Il paesaggio in questione, sia dal punto di vista morfologico che affettivo, è prima di tutto quello del Sudovest americano, «un mondo di colori intensi, canyon scarlatti e mese turchine, distese verdi e sabbie giallo-ocra, nuvole argentee, montagne che cambiavano dal nero all’antracite, dal porpora al grigio ferro». Un «mondo di enormi distanze. Il cielo era così profondo da non avere confini». Gli uomini, immersi in tale realtà, hanno corpi, e spesso anime, plasmati dagli umori del tempo. Come il vecchio Dragonfly, il volto teso e rugoso con «tenui macchioline di tinta rossa e gialla sulle guance e vicino alla bocca, fatte da polvere di bacche e polline». Mentre «le mani cono solcate da vene pronunciate, le dita lunghe e ricurve per averle usate tutta una vita».

L’uomo «è esile, con la pelle raggrinzita, bruciata dal sole e dal vento». Parla con un tono di voce accuratamente misurato , visto che a lui la comunità guarda per «le cose spirituali». Ed è proprio sulla traccia del ricordo di Dragonfly, di cui Scott Momaday, a 89 anni, conserva ancora immutata l’immagine che si impresse nella sua memoria quando era solo un bambino, che prende forma il senso ultimo della relazione tra i nativi e la natura nella prospettiva di chi sa di esistere grazie a questa connessione profonda e di doversi perciò ergere necessariamente a «custode della terra». Non solo il ciclo della vita perciò, ma anche il nutrimento dell’anima muove da ciò: «Quando danziamo la terra trema. Quando i nostri passi ricadono sulla terra sentiamo il fremito della vita sotto di noi, la terra sente il battito dei nostri cuori e diventiamo tutt’uno. Non dobbiamo recidere noi stessi dalla terra. Dobbiamo intonare un canto al nostro essere e danzare a tempo con i ritmi della terra. Dobbiamo custodire la terra».

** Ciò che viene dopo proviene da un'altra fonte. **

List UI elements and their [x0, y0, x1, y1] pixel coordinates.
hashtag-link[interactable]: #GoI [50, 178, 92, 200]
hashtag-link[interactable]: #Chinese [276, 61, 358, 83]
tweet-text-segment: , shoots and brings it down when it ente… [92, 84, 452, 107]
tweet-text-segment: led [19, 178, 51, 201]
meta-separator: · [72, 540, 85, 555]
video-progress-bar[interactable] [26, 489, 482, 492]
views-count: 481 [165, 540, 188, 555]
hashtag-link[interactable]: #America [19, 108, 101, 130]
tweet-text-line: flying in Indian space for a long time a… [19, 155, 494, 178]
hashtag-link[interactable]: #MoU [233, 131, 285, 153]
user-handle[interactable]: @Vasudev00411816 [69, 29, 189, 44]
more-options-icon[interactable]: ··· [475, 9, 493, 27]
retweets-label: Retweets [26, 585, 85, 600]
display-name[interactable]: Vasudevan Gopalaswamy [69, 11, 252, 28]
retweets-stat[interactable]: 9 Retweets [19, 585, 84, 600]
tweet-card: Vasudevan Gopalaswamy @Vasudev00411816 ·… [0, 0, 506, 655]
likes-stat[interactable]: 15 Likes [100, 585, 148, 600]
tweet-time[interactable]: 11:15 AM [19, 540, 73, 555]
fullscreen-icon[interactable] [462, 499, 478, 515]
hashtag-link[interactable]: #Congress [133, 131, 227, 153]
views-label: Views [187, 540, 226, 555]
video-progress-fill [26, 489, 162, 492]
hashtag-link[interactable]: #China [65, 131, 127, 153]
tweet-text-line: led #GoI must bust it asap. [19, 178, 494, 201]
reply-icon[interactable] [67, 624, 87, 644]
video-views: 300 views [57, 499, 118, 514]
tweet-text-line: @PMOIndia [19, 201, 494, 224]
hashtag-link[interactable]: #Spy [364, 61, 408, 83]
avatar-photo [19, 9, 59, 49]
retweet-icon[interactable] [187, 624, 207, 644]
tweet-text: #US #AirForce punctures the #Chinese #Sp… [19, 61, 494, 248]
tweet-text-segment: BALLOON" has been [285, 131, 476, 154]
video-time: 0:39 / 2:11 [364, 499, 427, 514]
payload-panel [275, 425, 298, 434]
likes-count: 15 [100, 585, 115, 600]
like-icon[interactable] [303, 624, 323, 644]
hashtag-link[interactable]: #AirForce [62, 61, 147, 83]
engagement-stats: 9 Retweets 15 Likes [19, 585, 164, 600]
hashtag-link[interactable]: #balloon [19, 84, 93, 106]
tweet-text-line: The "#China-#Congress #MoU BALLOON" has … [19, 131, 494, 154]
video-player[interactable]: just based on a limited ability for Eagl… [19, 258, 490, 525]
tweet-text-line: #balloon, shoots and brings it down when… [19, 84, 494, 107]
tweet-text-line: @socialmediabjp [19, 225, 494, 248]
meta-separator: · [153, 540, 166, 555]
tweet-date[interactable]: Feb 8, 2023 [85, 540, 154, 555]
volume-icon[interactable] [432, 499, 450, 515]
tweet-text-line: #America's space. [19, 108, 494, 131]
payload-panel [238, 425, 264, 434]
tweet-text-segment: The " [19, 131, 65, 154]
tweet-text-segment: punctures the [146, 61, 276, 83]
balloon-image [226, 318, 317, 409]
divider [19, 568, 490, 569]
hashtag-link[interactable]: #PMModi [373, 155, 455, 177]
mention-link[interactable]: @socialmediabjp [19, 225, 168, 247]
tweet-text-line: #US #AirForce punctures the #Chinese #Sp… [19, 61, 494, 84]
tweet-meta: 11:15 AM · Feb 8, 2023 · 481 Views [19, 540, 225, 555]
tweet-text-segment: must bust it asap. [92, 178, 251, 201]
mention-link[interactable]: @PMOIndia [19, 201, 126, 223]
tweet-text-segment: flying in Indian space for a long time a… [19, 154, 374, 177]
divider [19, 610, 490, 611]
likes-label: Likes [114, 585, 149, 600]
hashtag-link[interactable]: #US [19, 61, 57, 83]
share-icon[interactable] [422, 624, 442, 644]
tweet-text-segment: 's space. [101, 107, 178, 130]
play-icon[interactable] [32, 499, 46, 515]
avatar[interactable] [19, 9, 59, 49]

UMANI, ANIMALI, l’intero spazio naturale e quanti lo popolano viene iscritto in un solo contesto, come altrettante voci di una terra percepita come «una casa di storie». La voce poetica di N. Scott Momaday dà corpo a tale consapevolezza nel mentre si interroga sulla possibilità che questa preziosa eredità e quanto ha avuto in dono da coloro che «mi hanno immaginato prima che nascessi» potrà essere consegnata «alle generazioni che seguiranno ancora»: «Consegnerò ai miei figli un’eredità della terra? O gli consegnerò meno di quanto io abbia avuto?». Non è solo una generica per quanto decisiva preoccupazione sul futuro del pianete quella che lo scrittore sceglie di condividere con i lettori, il senso ultimo dei suoi quesiti ha a che fare con l’esistenza stessa della cultura nativa e della sua eredità spirituale. Racchiusa tra le righe di queste parole che hanno spesso forma di versi c’è il quotidiano rinnovarsi di un ciclo che custodisce le ragioni del mondo e il suo futuro. «Ritorno al torreggiante albero di roccia, alla ricerca di una visione. Per quattro giorni digiuno e dormo in una piccola tenda che ho portato come riparo. La notte del quarto giorno mi giunge la visione segreta, e io sono il guerriero che ero destinato a essere. L’albero di roccia si staglia nel cielo notturno e l’Orsa Maggiore veleggia su di esso. Le stelle sono ancora le mie sette sorelle e io sono ancora il ragazzo divenuto orso. Io sono Tsoai-talee, il ragazzo dell’albero di roccia, e porterò quel nome sino alla fine del mondo e oltre. Rispetterò gli alberi e le acque e sarò il cantore di questo suolo. Nella parte più profonda del mio essere io sono un custode della terra. Racconterò le antiche storie e canterò i canti sacri. Io appartengo alla terra».